DATTATRAYA BALWANT BHARADE Vs. WAMANRAO RUSTAMRAO

Decided On September 27, 1928
Dattatraya Balwant Bharade Appellant
V/S
Wamanrao Rustamrao Respondents

JUDGEMENT

(1.) MR . W.R. Puranik, advocate, for the appellant heard. I think the provisions of Section 203 (1) and Sub-section (3). C.P. Land Revenue Act have been rightly interpreted. In using the words "A person holding a site shall be incompetent to transfer it except to a person entitled to and not already in possession of such site the legislature must be considered to have recognized a right of transfer subject to the exceptions. In other words the capacity to transfer was circumcribed and limited duly to the two exceptional eases: In laying down a general bar against transfer, the legislature conferred a limited right of transfer by making it possible to the transferring person to choose his own transferee within the statutory exceptions. The circle of persons who could be transferees was thus limited. If the transferee was within the exception the transfer was legal and it gave to the landlord no right of re-entry. If the transferee did not satisfy those conditions, there was no right at all created in his favour in respect of the site, much less would he be classed as a licensee of the landlord. I think, the legislature never intended to lay down that a transfer which was perfectly legal was voidable at the-instance of the landlord, because the transferred and the transferee settled the bargain without reference to him.

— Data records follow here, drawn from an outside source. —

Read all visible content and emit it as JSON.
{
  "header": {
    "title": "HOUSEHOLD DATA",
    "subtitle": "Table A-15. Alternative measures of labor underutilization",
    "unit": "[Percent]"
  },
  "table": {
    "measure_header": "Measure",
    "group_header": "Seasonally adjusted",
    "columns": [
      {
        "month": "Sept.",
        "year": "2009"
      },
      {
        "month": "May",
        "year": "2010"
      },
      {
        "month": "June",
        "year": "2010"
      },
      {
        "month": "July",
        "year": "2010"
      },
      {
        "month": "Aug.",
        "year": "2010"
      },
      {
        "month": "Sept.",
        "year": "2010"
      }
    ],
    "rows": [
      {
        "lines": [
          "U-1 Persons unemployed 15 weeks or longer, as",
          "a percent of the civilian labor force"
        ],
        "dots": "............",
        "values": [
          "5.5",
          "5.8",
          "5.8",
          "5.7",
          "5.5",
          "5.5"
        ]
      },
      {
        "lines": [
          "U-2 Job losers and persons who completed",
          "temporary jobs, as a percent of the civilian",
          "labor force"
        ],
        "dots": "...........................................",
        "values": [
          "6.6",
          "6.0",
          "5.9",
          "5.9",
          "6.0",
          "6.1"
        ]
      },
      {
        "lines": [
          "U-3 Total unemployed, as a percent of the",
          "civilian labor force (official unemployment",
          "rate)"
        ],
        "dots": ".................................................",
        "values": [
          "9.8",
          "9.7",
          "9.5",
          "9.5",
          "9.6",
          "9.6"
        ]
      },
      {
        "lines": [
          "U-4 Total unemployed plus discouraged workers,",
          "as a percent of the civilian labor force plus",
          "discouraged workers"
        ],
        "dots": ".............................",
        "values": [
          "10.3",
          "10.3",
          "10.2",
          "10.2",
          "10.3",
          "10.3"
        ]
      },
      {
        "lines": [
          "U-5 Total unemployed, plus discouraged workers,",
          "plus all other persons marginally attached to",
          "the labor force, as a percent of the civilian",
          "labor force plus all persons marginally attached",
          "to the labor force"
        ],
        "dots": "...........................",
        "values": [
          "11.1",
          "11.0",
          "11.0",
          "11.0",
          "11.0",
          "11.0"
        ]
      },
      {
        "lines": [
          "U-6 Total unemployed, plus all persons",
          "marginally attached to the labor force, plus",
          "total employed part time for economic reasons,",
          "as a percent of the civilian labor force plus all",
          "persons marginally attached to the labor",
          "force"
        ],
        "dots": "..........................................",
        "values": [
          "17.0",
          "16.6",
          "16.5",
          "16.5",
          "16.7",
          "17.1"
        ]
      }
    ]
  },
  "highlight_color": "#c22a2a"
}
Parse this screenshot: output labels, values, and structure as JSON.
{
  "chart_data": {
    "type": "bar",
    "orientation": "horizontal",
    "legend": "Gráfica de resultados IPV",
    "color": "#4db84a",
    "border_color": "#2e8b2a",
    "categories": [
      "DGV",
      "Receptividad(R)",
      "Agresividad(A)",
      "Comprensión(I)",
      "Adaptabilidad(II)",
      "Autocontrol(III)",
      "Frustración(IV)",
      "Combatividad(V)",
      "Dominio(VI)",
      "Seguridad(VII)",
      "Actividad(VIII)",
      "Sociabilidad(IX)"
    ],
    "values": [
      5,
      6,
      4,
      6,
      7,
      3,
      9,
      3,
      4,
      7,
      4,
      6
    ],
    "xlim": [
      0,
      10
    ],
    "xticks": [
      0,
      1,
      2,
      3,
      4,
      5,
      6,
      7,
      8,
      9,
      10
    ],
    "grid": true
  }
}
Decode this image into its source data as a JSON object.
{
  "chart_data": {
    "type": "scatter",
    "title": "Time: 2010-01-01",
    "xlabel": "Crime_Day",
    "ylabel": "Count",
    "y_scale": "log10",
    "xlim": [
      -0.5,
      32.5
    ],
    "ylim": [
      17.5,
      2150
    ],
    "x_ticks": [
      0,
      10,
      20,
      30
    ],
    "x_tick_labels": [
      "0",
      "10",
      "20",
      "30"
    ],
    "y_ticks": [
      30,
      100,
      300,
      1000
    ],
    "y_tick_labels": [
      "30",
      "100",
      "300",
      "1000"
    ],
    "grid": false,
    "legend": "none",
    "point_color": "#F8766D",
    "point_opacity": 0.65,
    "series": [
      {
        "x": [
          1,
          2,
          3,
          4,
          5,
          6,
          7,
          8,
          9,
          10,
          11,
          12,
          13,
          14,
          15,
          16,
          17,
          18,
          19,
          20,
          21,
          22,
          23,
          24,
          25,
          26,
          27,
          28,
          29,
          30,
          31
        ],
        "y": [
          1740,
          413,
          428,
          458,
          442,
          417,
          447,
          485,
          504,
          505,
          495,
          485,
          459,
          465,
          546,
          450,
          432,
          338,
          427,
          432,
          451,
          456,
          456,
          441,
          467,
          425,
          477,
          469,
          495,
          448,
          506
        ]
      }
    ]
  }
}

(2.) I am asked to treat Sub-section 8 of the Act as sufficiently wide to bring the present case within the operation of an entry in the village administration paper which is said to be in the nature of a contract between the proprietor and the holder of the abadi site. I am not prepared to interpret the word contract" so liberally or widely as to include within its scope the so-called implied covenant in the wajib-ul-arz that the landlords' permission is necessary for the validity of a transfer. I cannot read into the section any provisions of the wajib-ul-arz in the absence of express words to that effect. If the legislature wanted to make any such exception in favour of an entry in the village administration paper, there was nothing to prevent it from doing so expressly in this section itself while enacting the exception in favour of a contract. It could have equally excepted such an entry in the village administration paper also. The fact that in Section 96, O.P. Tenancy Act of 1920 and in Sub-section (5) of Section 203, C.P. Land Eevenue Act of 1917, such exceptions are made is clearly indicative of an intention that wherever the legislature thought fit to enact an exception it did so expressly.